Le Marchant, who had led from the front cutting down many men with his own hand, knew that his brigade was breaking up. Many troopers were wild with triumph and had gone off in pursuit of little groups of enemy soldiers who scattered into the oaks on the back side of the ridge. The brigadier detailed a squadron to herd the prisoners and then carried on rallying his regiments for a further charge. They met the 22nd Regiment, the leading unit of another Army of Portugal division, Taupin's, at the charge once more. These battalions had the time, while the British heavies were reordering their ranks, to align
themselves in heavy columns and deliver a powerful volley when the British were only ten yards or so away, felling dozens of men of the 5th Dragoon Guards. This last-minute fire did not save them, though, and seeing that the galloping cavalry could not be checked, despair spread immediately in the ranks.

By now, the heavy brigade's charge had almost expended all of its immense energy. Eight battalions of French infantry had been ridden down. Colonel Somerset's 4th Dragoons had taken five pieces of artillery too. Watching from his vantage point behind Los Arapiles, Wellington turned to the commander of his cavalry and exulted, “By God, Cotton!
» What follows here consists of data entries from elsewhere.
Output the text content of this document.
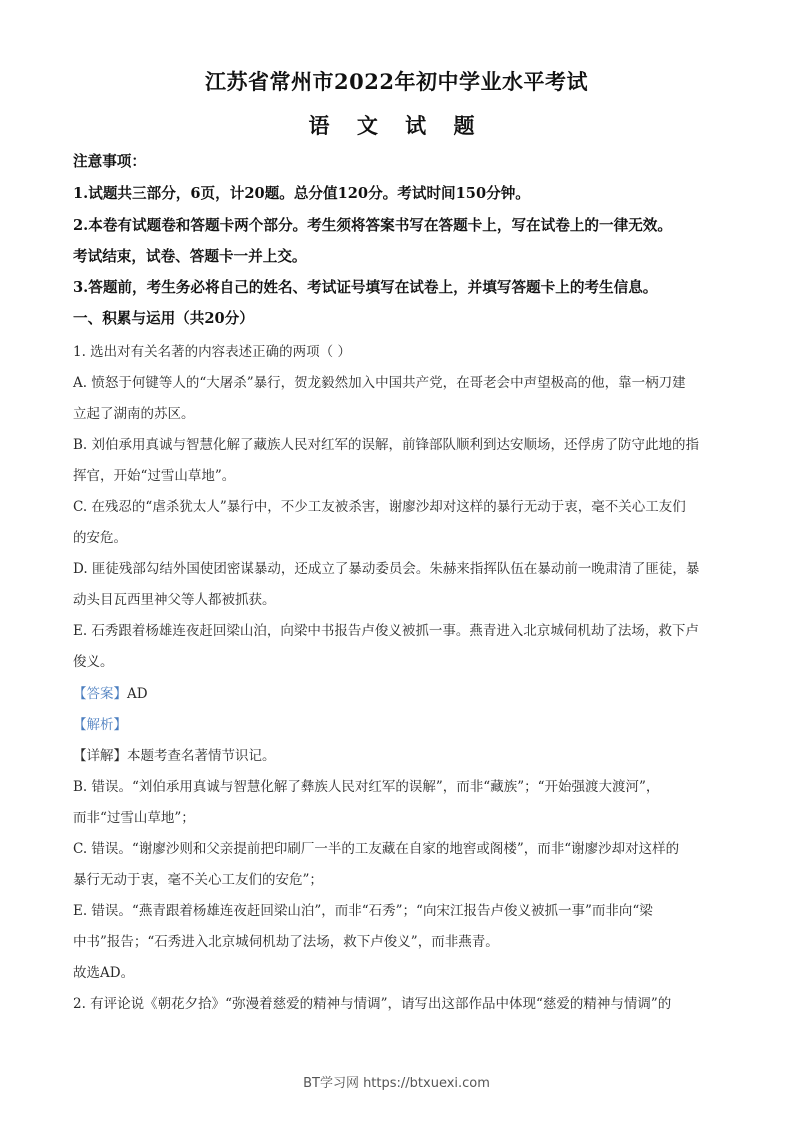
江苏省常州市2022年初中学业水平考试
语 文 试 题
注意事项：
1.试题共三部分，6页，计20题。总分值120分。考试时间150分钟。
2.本卷有试题卷和答题卡两个部分。考生须将答案书写在答题卡上，写在试卷上的一律无效。
考试结束，试卷、答题卡一并上交。
3.答题前，考生务必将自己的姓名、考试证号填写在试卷上，并填写答题卡上的考生信息。
一、积累与运用（共20分）
1. 选出对有关名著的内容表述正确的两项（ ）
A. 愤怒于何键等人的“大屠杀”暴行，贺龙毅然加入中国共产党，在哥老会中声望极高的他，靠一柄刀建
立起了湖南的苏区。
B. 刘伯承用真诚与智慧化解了藏族人民对红军的误解，前锋部队顺利到达安顺场，还俘虏了防守此地的指
挥官，开始“过雪山草地”。
C. 在残忍的“虐杀犹太人”暴行中，不少工友被杀害，谢廖沙却对这样的暴行无动于衷，毫不关心工友们
的安危。
D. 匪徒残部勾结外国使团密谋暴动，还成立了暴动委员会。朱赫来指挥队伍在暴动前一晚肃清了匪徒，暴
动头目瓦西里神父等人都被抓获。
E. 石秀跟着杨雄连夜赶回梁山泊，向梁中书报告卢俊义被抓一事。燕青进入北京城伺机劫了法场，救下卢
俊义。
【答案】AD
【解析】
【详解】本题考查名著情节识记。
B. 错误。“刘伯承用真诚与智慧化解了彝族人民对红军的误解”，而非“藏族”；“开始强渡大渡河”，
而非“过雪山草地”；
C. 错误。“谢廖沙则和父亲提前把印刷厂一半的工友藏在自家的地窖或阁楼”，而非“谢廖沙却对这样的
暴行无动于衷，毫不关心工友们的安危”；
E. 错误。“燕青跟着杨雄连夜赶回梁山泊”，而非“石秀”；“向宋江报告卢俊义被抓一事”而非向“梁
中书”报告；“石秀进入北京城伺机劫了法场，救下卢俊义”，而非燕青。
故选AD。
2. 有评论说《朝花夕拾》“弥漫着慈爱的精神与情调”，请写出这部作品中体现“慈爱的精神与情调”的
BT学习网 https://btxuexi.com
I have never seen anything so beautiful in all my life!” The British commander knew that Pakenham's charge and the actions of Le Marchant's brigade had ruined two enemy divisions and that Marmont would need a miracle to recover from the loss of one-quarter of his men.

What Wellington did not appreciate was that Marmont had been wounded at least one hour before. He had fallen victim to one of the British artillery shells as he turned to mount his horse, trying to organize his forces against the British onslaught. Marmont had been hit in the arm and was evidently losing a lot of blood, for he was carried from the field. His place had been taken by his most senior divisional general, Bonnet, who had been similarly powerless to save the French left.

All across the ridge, the combat of two armies had degenerated into the brawling of individual groups. Bands of five or ten French infantry, many of them lacerated with dreadful sword wounds to the head or upper body, were meandering around, trying to find their bearings. British dragoons, meanwhile, were riding about, hacking as they passed. One young officer wrote home, “It was a fine sight to see those fellows running and, as we held our swords over their heads, fall down on their knees, drop their muskets and cry:
Prisonnier, Monsieur!”
As Le Marchant was trying to restore order and bring together one squadron for a final charge, he was shot. The ball broke his spine, killing him almost instantly. Like Moore and Craufurd before him, the torchbearer of scientific soldiering had been killed at this moment of triumph.